The Mall of America, in Bloomington, Minn., was quiet mid-morning on Thursday — unless you were on the third floor, that is, where a line at least 50 strong had developed 20 minutes before the opening of the state’s first Shake Shack.

That line continued there through lunch, as burger lovers and curiosity seekers sought their first taste of the famous chain, as a drum line played and passers by snapped pictures.

The location represents a key test for Shake Shack. The chain has 57 locations in the U.S., and has opened recently in places like Arizona and Los Angeles. It was born in New York, however, where the chain is a phenomenon and long lines are the norm.

Yet if the concept is to continue its growth domestically, it has to work in places like this, in the Upper Midwest and away from the country’s major population centers.

Shake Shack restaurant
Shake Shack opened its first domestic location in a mall this week. Photo: Jonathan Maze

“We feel very strongly that Shake Shack belongs in many different places — in big cities and in small cities,” said Andrew McCaughan, vice president of development for the chain. “It’s versatile. We can take it to a lot of different real estate formats.”

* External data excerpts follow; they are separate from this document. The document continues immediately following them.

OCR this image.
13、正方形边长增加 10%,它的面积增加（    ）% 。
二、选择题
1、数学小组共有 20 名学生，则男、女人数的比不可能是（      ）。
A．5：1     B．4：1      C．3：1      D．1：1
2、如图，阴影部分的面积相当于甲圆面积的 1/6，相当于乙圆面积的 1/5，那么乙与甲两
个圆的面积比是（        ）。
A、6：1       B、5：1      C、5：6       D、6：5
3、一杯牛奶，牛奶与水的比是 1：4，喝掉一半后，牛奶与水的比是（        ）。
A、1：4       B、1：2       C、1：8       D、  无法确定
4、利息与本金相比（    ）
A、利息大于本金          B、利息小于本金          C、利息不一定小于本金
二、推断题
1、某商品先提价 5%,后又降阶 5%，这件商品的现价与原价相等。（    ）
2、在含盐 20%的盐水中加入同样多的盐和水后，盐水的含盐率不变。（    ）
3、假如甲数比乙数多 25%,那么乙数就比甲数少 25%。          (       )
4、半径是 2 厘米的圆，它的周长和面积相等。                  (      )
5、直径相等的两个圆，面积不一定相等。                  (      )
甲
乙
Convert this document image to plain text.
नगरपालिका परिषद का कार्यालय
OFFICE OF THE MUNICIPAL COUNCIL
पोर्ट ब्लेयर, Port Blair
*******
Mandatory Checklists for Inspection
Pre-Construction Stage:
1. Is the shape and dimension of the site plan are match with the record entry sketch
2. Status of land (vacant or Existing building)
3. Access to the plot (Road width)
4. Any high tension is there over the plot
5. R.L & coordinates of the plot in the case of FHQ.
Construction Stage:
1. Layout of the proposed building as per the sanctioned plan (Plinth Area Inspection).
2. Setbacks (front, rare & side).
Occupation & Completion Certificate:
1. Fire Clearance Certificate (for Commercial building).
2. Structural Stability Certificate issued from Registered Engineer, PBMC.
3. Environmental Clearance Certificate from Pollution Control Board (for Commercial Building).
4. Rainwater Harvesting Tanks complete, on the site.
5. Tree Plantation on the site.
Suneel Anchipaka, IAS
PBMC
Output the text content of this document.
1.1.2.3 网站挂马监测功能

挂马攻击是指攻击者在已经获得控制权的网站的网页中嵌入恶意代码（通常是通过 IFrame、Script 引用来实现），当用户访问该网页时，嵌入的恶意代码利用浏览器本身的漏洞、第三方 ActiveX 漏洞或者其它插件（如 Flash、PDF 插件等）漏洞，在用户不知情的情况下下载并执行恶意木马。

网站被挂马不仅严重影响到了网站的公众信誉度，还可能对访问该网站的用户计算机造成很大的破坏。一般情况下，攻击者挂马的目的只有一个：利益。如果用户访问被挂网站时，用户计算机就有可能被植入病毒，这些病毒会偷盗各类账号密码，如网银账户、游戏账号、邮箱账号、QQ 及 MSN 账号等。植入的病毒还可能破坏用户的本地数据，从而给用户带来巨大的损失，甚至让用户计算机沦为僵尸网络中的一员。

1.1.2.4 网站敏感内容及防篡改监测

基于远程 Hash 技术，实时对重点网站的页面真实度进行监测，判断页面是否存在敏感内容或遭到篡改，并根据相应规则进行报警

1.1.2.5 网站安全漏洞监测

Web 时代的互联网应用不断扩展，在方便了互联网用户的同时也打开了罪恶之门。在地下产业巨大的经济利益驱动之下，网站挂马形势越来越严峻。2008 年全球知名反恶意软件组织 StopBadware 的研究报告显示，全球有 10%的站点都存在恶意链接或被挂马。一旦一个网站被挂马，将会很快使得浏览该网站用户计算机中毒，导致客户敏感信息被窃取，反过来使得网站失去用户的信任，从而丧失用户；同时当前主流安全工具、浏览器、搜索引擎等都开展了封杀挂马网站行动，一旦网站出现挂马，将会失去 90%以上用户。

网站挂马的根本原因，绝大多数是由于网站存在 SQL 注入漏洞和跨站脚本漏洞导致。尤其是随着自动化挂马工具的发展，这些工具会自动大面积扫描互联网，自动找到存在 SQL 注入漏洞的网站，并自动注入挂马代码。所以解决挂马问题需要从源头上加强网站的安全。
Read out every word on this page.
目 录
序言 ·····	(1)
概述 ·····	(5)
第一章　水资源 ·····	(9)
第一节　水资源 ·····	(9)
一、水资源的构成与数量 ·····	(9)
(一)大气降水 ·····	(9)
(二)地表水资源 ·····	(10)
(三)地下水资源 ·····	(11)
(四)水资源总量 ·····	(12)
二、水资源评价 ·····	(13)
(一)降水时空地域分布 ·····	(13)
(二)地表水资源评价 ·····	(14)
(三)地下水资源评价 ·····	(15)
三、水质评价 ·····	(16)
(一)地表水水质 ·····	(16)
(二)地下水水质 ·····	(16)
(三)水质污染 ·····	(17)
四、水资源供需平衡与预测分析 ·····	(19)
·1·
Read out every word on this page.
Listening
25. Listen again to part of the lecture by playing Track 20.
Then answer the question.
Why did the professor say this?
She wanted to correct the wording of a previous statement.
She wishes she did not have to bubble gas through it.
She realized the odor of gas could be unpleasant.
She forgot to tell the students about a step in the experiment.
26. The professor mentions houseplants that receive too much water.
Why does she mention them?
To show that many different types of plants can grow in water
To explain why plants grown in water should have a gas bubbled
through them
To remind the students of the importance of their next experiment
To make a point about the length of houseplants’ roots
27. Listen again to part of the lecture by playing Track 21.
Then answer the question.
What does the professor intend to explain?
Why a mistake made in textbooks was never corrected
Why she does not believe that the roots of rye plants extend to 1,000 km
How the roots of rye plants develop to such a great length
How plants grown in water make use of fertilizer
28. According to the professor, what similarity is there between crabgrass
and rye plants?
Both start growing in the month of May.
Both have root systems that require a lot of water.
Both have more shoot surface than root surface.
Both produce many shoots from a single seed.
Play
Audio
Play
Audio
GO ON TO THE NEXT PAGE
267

“We have a wide demographic,” he added. “It’s still just a $5 hamburger joint. That’s what’s fun about it.”

In addition, this is the chain’s first domestic location inside an indoor mall, testing Shake Shack’s ability to generate traffic without an on-the-street entrance.

To be sure, the Mall of America isn’t just any mall. It brings in 40 million people every year, 40 percent of whom are tourists. It boasts its own aquarium and amusement park and is currently working on an expansion expected to draw another 20 million visitors. The mall even has its own ZIP code.

“The Mall of America is legendary,” McCaughan said.

Shake Shack’s location is in a prime corner in a new food court being developed on the Mall of America’s third floor. But much of the lunch-going traffic is still in a different part of the mall.

Shake Shack restaurant
A line of customers waits for Shake Shack's signature, burgers, fries and shakes at the Mall of America. Photo: Jonathan Maze

“You have to do a little more wayfinding,” said Zach Koff, senior vice president of operations. “If you Google the address, there’s just a big mall. It’s something you have to navigate.”

At the same time, the chain has proven to be a draw, as it did on Thursday, when a sizable percentage of the mall’s morning visitors were standing in line at Shake Shack.

But that’s what Shake Shack does, at least for now: It generates traffic. The chain’s locations are known for their lines and ultra-strong unit volumes — which last year exceeded $4.9 million, extraordinary for a fast-casual chain.

That makes Shake Shack a prime get for landlords. With retail foot traffic on the decline, more malls have turned to entertainment to generate traffic. And destination restaurants have become key tenants.

The Mall of America’s new food court is a perfect example. While it includes a Burger King, a fry shop and a Japanese restaurant, it also includes hot fast-casual chains like Piada Italian Street Food and The Melt. Naf Naf Grill expects to open there this spring.

“We know we bring a lot of traffic,” McCaughan said. “Landlords love that.”

McCaughan said that the mall will bring traffic, and so will Shake Shack, and so they will help one another.

He also said that, though it is enclosed, the mall location reflects the chain’s ability to go into different types of locations and still succeed. He also said the site fits the chain’s needs.

“We are going after one-of-a-kind, A-plus real estate,” he said. “We can go into a lot of different types of real estate. This place is unique. It fits our criteria. It has a lot of international guests, and a lot of tourists.”

McCaughan also said the chain doesn’t just look for any site. The company targets places that can be community gathering spots.

“To me, it’s about a community gathering place,” he said. “When we put restaurants in the right places, in the right locations, where people are excited about the brand and want to have a place to hang out. I don’t think that works in just any location.”